Even the very debate about a carbon tax has focused minds on our environmentally expensive lifestyle. A carbon tax hits almost everything we do up here: food, heating, driving, flying, mining — you name it — has a carbon footprint and therefore attracts a carbon tax. And even at the low rate being suggested, people will notice. This is good. A decision like “Should I continue to pay a high fuel bill or should I insulate more?” is being pushed in the direction of insulate. The decision “Should I fly to Vancouver for the weekend?” is being pushed in the direction of no.

Some of our carbon footprint up here is not really under our control: Food and goods are either trucked up here or we go without. The carbon intensity of that shipping is not under our control. Hence the phrase “revenue neutral”: tax all carbon usage, then pay people back at a flat rate. That way people who fly less, drive less, insulate more are ahead of the game. People who fly, drive and consume more, will pay more. Some activities become economically less attractive. That is the reality of what happens when we start to address climate change seriously.

Now some people will be hit, those who can not afford it or are in no position to alter their carbon footprint. People on low incomes in rented accommodation, for instance. The way the revenues from the carbon tax are divvied out has to address that inequity. And that means almost certainly that the revenues have to go to the communities more than to Whitehorse, and to the poor rather than the middle classes.

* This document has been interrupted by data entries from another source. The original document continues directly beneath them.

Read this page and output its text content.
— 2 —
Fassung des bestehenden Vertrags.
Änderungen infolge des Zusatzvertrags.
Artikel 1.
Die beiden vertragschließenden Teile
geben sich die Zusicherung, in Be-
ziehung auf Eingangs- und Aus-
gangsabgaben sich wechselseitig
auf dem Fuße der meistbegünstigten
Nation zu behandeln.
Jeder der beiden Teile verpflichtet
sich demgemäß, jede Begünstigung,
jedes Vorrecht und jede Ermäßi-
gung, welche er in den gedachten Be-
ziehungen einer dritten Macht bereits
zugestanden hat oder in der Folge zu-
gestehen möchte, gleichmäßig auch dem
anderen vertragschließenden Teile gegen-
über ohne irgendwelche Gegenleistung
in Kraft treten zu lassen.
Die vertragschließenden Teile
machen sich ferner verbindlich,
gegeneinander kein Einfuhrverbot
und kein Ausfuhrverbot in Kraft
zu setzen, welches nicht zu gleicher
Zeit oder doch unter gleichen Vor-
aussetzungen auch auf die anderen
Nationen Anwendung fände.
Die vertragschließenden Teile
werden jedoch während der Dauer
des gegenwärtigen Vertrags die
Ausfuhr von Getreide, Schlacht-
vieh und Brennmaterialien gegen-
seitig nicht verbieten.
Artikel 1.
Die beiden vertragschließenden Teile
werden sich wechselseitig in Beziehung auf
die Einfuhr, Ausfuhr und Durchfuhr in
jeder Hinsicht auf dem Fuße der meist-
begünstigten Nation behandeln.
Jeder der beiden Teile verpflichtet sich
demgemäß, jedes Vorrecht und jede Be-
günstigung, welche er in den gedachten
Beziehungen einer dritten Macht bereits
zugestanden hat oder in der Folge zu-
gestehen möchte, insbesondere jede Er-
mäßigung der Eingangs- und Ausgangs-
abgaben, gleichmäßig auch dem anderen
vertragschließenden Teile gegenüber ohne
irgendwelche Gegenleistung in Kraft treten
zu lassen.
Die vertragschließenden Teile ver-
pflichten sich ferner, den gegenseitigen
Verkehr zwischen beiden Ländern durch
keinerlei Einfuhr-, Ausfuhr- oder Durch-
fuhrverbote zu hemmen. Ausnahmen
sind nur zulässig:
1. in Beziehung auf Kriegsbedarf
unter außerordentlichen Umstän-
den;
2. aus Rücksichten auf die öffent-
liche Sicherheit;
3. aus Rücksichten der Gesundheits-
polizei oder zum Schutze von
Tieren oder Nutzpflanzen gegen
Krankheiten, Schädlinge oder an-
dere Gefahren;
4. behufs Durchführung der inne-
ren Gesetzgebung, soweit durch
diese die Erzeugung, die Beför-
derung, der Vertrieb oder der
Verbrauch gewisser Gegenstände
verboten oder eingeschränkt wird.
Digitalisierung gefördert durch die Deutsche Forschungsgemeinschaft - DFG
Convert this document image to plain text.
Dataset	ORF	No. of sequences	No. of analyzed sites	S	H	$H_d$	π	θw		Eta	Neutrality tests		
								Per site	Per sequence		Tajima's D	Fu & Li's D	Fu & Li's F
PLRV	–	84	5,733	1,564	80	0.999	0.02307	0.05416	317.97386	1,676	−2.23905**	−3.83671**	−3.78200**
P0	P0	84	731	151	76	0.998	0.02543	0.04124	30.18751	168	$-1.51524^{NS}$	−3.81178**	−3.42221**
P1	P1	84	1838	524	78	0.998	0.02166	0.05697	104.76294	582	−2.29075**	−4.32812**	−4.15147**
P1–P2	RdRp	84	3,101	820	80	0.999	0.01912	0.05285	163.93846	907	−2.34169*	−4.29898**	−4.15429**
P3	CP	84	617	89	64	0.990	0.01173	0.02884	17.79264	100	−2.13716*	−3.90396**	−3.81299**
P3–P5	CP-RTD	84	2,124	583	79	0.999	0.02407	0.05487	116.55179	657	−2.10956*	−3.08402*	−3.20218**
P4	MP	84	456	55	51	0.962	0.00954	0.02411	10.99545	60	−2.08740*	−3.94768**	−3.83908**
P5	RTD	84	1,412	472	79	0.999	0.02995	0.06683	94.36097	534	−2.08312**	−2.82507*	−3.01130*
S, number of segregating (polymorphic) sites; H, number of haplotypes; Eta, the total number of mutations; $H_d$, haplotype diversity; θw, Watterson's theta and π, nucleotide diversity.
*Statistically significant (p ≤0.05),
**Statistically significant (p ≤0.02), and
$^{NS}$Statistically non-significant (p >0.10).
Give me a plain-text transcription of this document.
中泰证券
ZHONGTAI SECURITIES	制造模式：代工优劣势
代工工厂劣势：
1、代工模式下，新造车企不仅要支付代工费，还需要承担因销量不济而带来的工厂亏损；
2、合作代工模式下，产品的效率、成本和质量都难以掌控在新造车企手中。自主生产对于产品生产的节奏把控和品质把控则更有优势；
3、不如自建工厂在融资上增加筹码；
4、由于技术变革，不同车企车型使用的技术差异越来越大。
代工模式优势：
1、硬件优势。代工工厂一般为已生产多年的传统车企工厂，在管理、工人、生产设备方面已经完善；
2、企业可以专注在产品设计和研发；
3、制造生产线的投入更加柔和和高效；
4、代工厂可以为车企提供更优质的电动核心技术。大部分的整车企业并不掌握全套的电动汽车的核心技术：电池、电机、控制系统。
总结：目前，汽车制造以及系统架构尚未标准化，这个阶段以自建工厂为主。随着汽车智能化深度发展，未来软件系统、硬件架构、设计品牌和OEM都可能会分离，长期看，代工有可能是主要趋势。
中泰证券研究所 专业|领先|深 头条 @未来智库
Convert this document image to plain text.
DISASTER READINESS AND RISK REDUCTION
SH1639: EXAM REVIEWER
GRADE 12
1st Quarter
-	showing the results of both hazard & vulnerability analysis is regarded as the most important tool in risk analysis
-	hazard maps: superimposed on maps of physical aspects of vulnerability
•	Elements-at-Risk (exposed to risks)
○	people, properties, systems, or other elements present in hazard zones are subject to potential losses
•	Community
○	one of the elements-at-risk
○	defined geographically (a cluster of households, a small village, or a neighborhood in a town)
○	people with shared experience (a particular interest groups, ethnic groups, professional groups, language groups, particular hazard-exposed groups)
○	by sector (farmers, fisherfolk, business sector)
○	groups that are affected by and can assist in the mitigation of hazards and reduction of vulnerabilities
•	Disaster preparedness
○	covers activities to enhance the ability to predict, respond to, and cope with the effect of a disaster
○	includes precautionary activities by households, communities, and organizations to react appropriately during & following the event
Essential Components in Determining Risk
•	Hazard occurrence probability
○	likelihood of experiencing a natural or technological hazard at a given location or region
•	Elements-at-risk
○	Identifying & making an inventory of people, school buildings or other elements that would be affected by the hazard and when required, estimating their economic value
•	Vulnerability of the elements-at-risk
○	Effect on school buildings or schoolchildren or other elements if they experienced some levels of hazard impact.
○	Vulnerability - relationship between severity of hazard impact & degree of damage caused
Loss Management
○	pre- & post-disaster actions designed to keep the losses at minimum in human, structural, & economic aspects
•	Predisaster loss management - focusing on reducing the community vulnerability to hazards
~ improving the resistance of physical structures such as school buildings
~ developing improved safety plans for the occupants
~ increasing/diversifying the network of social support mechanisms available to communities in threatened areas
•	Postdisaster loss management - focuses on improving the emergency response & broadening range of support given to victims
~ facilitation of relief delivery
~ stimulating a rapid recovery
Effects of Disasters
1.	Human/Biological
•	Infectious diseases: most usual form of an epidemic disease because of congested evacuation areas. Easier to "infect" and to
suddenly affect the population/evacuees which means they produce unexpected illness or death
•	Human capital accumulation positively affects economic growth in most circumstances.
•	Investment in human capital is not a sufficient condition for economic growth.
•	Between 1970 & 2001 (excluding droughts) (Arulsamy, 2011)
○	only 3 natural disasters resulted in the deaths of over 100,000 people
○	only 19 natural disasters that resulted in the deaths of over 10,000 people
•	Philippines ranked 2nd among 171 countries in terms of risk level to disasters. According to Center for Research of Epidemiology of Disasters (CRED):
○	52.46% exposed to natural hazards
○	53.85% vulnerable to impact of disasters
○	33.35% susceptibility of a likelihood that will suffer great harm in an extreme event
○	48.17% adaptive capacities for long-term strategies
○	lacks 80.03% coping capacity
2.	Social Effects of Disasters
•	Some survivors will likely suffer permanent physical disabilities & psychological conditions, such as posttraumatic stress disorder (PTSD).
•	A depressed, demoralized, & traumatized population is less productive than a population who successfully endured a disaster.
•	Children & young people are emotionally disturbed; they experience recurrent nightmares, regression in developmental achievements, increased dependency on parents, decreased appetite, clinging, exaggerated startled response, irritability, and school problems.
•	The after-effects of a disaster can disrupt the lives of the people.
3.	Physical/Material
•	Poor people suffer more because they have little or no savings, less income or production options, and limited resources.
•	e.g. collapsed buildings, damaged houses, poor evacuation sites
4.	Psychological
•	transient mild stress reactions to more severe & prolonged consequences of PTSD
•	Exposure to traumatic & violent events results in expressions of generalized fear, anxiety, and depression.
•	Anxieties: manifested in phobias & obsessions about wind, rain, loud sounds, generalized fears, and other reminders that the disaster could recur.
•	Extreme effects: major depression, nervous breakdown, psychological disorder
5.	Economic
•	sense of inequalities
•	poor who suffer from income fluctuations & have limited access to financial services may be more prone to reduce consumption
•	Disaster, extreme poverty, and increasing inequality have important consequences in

I welcome this tax. It applies economic pressure for better environmental behaviour.

I like Air North. They are a very good airline, but their complaints about the proposed carbon tax are not surprising, and should be considered like the complaints of horse whip manufacturers as cars took over. Flying is going to get more expensive and less common.

I have sympathy for placer miners, but if the global environmental cost of their activity is high, then something has to change.

These changes are coming at us whether we like them or not. A gradual introduction of a carbon tax is better than climate change coming at us uncontrolled. It is like the difference between having a 50-pound weight lowered onto your back or a 50-pound weight dropped on your back. Neither is pleasant, but one is clearly preferable to the other.